Determination of the Interleukin-8 Inhibitory Properties of Naringin and Hesperidin Compounds by Molecular Dynamics

Abstract

Interleukin-8 (IL-8) serves a crucial role in the development of inflammatory diseases and different types of cancers. Emerging clinical view provides the association between interleukin-8 (IL-8) and different inflammatory diseases and increased IL-8 expression triggered the moderate to severe manifestation. The active expression of IL-8 protein in tumor cells makes them a potential therapeutic target for anticancer and different disease therapy. To find possible phytoconstituents that might inhibit the IL-8 function, we have used virtual screening in this instance, utilizing an in-house library retrieved from the ESSential OIL Data Base. The molecular docking method was used to select the first hits based on their binding affinity toward IL-8. Resulting, we selected naringin and hesperidin two naturally occurring molecules that exhibit drug-like characteristics with a notable affinity, efficiency, and specificity against the IL-8 binding site with common key amino acid residues GLY6, THR10, TYR11, GLU46, and CYS48. Furthermore, the PASS analysis was used to identify the biological properties of the selected hits.
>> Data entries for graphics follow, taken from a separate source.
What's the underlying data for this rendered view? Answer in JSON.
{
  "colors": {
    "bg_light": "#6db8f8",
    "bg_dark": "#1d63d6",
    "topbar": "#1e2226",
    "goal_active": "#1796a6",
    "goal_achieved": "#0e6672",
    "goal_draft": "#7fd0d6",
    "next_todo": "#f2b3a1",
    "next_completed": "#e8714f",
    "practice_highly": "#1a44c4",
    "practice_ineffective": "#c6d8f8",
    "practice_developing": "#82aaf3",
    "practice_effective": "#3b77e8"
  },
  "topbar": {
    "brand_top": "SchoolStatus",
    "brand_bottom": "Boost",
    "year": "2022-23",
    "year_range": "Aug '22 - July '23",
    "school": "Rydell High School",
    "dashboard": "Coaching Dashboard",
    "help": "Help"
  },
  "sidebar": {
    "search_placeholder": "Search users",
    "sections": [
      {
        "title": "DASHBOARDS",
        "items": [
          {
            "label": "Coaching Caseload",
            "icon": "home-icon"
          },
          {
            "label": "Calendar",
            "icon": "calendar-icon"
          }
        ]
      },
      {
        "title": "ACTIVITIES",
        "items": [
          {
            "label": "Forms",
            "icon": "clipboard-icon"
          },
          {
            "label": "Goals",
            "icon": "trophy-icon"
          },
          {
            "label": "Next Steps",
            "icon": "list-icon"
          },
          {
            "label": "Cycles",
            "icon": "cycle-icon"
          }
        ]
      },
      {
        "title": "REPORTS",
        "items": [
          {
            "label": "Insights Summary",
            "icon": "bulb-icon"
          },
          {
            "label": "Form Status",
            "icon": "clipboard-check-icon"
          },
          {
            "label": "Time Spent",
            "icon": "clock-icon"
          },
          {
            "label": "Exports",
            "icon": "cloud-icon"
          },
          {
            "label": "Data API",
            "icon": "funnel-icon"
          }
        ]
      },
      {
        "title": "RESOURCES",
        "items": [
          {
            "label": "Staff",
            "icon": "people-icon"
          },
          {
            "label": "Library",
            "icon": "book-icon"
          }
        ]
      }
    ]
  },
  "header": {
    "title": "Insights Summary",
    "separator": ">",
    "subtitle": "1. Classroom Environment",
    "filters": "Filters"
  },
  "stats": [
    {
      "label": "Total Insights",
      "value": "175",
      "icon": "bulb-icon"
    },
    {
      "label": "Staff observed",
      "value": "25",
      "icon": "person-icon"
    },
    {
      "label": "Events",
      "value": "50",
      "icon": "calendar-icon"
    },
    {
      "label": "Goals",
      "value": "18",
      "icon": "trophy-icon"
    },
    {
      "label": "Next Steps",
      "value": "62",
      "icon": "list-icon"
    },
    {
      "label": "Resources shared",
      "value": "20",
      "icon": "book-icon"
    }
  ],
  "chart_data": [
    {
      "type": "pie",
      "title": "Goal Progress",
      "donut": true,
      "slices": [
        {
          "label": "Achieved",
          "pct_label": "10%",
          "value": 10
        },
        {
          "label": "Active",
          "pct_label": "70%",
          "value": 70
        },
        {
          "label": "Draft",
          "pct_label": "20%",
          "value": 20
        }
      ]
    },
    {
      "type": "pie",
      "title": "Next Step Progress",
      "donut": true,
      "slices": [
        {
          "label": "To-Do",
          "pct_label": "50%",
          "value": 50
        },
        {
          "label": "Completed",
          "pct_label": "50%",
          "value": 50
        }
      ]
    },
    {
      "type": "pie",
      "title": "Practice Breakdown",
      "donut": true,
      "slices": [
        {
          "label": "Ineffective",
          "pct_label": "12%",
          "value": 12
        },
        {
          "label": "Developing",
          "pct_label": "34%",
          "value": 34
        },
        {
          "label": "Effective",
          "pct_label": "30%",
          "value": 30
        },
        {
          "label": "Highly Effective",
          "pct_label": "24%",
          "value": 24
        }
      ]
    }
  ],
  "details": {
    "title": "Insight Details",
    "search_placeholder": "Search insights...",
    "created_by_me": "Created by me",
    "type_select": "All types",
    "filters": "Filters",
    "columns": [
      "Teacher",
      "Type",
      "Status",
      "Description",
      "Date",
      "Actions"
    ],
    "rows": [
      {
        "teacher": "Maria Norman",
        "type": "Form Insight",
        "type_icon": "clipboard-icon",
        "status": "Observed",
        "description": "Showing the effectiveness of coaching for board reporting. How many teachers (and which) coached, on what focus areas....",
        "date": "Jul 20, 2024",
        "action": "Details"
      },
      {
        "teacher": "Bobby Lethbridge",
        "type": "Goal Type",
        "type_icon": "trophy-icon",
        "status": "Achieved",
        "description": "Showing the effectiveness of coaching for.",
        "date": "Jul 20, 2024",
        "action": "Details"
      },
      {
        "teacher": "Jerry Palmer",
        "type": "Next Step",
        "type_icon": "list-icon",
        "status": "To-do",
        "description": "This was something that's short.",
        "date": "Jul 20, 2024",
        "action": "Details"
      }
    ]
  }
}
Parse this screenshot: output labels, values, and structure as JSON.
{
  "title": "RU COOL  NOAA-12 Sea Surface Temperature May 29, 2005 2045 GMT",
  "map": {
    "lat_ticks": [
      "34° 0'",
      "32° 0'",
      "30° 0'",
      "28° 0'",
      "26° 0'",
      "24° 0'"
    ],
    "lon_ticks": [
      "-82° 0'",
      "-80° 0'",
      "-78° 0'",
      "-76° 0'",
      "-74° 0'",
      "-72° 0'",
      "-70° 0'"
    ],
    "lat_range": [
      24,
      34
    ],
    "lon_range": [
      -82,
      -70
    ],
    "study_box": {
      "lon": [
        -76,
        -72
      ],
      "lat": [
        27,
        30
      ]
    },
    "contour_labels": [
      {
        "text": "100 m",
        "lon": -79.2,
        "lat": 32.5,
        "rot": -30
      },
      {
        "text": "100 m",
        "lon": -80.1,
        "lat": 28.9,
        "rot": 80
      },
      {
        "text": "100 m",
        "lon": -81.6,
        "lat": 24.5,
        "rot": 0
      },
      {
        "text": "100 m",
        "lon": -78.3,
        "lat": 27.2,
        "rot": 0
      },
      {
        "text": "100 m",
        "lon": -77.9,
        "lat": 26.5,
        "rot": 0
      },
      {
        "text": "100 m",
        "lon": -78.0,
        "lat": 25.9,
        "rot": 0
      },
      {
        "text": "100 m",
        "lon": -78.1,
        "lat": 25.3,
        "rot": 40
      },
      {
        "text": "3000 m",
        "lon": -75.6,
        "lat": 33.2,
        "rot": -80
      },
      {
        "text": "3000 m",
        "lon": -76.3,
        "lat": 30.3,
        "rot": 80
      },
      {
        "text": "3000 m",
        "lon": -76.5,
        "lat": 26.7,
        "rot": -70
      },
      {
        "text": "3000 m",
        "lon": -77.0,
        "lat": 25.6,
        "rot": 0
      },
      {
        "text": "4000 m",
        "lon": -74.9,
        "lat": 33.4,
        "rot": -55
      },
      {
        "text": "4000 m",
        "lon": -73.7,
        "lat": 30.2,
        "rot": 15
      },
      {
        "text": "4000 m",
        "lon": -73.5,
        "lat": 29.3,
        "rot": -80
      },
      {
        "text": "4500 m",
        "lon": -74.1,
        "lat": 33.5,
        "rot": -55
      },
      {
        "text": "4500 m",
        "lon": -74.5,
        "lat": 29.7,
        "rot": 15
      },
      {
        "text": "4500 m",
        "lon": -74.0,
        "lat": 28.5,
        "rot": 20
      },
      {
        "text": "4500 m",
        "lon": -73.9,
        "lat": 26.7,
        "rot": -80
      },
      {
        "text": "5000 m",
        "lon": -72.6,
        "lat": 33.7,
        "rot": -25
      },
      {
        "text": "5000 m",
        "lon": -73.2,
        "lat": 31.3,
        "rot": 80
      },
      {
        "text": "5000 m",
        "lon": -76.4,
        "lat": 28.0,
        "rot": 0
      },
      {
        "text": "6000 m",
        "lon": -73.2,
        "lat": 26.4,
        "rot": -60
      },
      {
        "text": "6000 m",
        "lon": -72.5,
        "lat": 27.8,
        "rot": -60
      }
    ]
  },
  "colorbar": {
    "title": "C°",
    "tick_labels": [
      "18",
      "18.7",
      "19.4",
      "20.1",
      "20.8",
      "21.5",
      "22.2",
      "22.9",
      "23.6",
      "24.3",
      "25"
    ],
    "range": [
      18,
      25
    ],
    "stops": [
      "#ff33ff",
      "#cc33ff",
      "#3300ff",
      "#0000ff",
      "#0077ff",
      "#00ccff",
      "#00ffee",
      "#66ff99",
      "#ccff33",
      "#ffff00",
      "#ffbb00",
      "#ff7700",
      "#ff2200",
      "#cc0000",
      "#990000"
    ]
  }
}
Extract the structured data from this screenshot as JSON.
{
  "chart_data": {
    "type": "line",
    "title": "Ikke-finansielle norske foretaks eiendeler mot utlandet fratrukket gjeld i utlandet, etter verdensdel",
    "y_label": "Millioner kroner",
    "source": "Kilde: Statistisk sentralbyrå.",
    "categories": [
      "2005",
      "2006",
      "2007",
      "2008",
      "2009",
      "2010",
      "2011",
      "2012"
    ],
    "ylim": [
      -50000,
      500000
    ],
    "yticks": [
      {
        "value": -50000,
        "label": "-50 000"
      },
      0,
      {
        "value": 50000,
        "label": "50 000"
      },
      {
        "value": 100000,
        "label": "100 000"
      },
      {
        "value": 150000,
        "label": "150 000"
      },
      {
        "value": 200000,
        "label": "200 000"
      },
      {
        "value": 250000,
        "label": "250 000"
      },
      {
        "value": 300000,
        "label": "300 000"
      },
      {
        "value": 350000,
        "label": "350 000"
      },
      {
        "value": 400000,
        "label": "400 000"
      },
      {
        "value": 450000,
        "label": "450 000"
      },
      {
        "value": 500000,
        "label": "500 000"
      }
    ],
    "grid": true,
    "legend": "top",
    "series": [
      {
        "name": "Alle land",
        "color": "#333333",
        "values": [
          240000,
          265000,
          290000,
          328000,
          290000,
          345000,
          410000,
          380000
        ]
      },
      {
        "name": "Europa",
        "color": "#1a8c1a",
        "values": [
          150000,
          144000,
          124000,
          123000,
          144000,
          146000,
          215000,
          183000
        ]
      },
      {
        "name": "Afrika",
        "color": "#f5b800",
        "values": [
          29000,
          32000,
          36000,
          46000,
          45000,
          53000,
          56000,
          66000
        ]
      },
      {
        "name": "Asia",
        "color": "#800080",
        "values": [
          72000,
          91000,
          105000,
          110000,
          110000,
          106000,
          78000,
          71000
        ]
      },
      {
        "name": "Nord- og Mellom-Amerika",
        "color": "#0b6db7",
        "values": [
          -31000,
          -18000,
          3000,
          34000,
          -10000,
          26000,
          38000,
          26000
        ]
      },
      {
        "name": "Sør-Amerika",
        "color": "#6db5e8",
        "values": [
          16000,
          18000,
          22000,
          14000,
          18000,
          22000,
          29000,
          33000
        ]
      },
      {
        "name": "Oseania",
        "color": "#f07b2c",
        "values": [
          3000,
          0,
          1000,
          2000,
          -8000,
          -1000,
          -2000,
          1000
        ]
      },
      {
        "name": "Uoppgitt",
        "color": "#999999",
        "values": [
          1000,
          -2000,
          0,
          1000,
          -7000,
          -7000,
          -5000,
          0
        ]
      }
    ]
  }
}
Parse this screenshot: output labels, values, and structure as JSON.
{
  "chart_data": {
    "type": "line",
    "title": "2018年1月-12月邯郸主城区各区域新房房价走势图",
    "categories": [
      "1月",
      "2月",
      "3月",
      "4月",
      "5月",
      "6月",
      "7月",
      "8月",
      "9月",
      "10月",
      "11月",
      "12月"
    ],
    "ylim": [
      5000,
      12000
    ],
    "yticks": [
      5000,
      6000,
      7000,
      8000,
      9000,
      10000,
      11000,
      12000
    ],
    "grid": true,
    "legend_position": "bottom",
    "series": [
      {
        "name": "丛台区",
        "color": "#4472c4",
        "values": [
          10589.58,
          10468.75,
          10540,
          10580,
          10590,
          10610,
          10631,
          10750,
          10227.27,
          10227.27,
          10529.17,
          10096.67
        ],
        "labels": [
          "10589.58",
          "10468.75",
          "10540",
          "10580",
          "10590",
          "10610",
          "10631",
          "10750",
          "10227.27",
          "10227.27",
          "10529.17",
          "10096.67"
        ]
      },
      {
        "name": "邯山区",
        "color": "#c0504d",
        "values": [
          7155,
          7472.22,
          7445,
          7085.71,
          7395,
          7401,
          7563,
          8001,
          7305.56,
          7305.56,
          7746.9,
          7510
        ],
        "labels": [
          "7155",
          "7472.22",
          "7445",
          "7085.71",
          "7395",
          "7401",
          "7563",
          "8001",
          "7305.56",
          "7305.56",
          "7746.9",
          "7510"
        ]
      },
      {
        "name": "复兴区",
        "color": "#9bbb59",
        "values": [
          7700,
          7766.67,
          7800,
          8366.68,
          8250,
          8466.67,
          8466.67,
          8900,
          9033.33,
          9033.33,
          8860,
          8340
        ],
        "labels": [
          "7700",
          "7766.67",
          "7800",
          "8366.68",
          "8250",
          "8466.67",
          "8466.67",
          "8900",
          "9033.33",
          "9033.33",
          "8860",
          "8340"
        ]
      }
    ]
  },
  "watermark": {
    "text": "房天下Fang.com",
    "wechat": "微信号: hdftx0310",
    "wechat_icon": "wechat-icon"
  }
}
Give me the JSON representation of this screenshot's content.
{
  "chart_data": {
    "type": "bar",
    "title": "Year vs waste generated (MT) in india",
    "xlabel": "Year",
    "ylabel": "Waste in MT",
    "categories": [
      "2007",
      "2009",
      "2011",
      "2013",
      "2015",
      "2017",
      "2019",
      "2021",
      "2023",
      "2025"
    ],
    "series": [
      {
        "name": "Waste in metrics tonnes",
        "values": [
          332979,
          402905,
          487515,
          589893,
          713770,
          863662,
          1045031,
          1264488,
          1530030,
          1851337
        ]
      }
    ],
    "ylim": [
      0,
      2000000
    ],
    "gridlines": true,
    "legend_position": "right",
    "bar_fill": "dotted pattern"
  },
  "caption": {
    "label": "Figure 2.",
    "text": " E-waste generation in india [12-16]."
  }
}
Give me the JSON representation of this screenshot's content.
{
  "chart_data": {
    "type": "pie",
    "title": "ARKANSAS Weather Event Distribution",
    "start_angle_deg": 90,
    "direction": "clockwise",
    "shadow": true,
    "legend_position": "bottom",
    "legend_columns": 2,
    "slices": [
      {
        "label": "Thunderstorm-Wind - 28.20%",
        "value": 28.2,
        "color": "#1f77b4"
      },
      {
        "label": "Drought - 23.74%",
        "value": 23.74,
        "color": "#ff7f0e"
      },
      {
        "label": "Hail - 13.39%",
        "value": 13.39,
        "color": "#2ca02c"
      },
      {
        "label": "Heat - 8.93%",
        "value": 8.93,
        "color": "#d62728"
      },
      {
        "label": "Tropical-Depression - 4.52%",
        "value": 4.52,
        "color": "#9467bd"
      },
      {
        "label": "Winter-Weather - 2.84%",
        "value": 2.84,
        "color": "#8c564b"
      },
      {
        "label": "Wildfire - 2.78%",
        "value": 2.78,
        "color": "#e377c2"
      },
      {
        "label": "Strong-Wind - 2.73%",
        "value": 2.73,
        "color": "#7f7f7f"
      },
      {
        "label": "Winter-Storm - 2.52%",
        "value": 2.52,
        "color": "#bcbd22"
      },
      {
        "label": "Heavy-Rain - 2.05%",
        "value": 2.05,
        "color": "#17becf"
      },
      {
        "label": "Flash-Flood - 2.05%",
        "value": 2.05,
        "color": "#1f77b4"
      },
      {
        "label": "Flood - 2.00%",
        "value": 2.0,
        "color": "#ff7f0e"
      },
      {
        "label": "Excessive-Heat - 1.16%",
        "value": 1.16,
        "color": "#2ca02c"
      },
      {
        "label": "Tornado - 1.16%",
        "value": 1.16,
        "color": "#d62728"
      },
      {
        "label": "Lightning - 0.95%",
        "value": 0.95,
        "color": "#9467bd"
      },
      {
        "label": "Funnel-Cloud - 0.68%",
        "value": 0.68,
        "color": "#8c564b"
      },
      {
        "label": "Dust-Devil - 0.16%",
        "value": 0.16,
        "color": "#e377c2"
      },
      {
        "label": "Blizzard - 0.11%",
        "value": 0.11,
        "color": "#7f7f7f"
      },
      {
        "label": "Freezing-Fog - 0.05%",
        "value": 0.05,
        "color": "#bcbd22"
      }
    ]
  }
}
These two compounds along with apoprotein were subjected to molecular dynamics (MD) simulations and post-MD trajectory analysis including RMSD, RMSF, Rg, and SASA FEL and MM-PBSA calculations. Through this integrated in silico approach, it ascertained that the two identified molecules have strong contact with IL-8 and form stable protein-ligand complexes that reflect the inhibitory effect of IL-8 activity. In vitro, in vivo and other ongoing clinical investigations can be used to further assessment of these two compounds as potential IL-8 inhibitors in the future phase.